I just wanted to say....nice post, Cullen.

*tries not to think too hard about turtle's comment*


hey hey hey

all i was saying was i like rikenbackers, cigars and blow jobs

thats all



Chris Cheney from the Living End plays one and he is the shit.


Great article. Thanks! I've always wondered about the whole Gretsch / Gibson connection.


hey nothing wrong with a toothless hooker either...

cullen, what a great piece! is this that rockabilly sound that i hear?

cuz for the fucking life of me i can't think of the george harrison sound...


if i remember right, the really unfortunate thing about Epis is that Epiphone was started by some disgruntled ex-Gibson employees. Before they were bought by Gibson, they made some pretty quality stuff. I'm a big dumb Gibson fan, at least of the stuff they built prior to the '80s. Someday i'll be able to afford one.


Thanks everybody.

Kali, yes, by and large, this is the jangly rockabilly sound. Stray Cats, Reverend Horton Heat, Chet Atkins ... that sound.

Pril, I'm a big, dumb Gibson fan also. But I don't give them any slack.


I love the Gretsch sound too. To me, it's one of those "sounds of the 60's" that you can't reproduce these days, except on a Gretsch. If I ever get the money, I'll definitely get one.

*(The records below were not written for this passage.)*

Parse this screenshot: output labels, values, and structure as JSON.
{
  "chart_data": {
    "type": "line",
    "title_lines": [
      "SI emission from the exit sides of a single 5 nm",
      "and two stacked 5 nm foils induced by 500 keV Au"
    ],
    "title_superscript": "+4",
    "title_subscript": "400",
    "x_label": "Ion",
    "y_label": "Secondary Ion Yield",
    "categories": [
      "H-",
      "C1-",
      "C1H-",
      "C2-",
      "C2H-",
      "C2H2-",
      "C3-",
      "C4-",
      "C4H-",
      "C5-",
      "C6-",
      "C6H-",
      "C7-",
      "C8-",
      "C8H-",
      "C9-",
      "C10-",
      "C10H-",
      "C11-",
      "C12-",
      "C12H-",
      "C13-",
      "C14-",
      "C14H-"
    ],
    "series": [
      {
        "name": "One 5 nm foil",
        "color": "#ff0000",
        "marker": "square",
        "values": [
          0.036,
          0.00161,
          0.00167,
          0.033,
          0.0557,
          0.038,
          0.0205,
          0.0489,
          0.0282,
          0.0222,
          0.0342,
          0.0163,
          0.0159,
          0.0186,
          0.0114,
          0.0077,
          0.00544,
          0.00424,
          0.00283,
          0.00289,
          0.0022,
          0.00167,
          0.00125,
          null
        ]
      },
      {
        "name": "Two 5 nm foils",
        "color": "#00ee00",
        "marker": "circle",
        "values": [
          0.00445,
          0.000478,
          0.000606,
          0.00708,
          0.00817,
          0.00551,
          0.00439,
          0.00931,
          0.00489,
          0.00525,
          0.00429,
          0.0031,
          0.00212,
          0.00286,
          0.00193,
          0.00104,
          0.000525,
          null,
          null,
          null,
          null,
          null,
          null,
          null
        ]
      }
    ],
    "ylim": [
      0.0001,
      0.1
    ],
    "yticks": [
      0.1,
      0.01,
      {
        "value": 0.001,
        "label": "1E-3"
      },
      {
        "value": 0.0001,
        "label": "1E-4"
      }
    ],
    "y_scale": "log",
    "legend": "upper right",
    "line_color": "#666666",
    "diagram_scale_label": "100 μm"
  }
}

On the other hand, my first electric guitar was an Epi Les Paul, and it served well and proudly for years, so I can't ACTUALLY complain about Epi.


It isn't even 8 am yet, and I've already learned a new word for the day: lutherie. Does this mean I can leave work and go get drunk?

Great article Cullen.


Yeah, nice one. I'm still on my Epiphone Les Paul too....
Works great for me but I have low expectations for myself anyway. Good match.


i don't know if i cut them any slack or not. I've only got about an hour's playing time in on any Gibson in my whole life. I mean, i play an Ibanez Gs100 that i got at a pawn shop for $95. (best guitar available under $100. No longer made, though). Now, you ask me about Harmony, Silvertone or Danelectro, and i'll talk your ears right off your head. But most people still have their ears, because no on asks about those.


My dad's got a Chet Atkins Gretsch (I'm not sure which model). He doesn't play anymore, so I'm hoping to inherit it one day.


Another great-sounding Gretsch player: Billy Duffy of The Cult ("She Sells Sanctuary," "Love Removal Machine").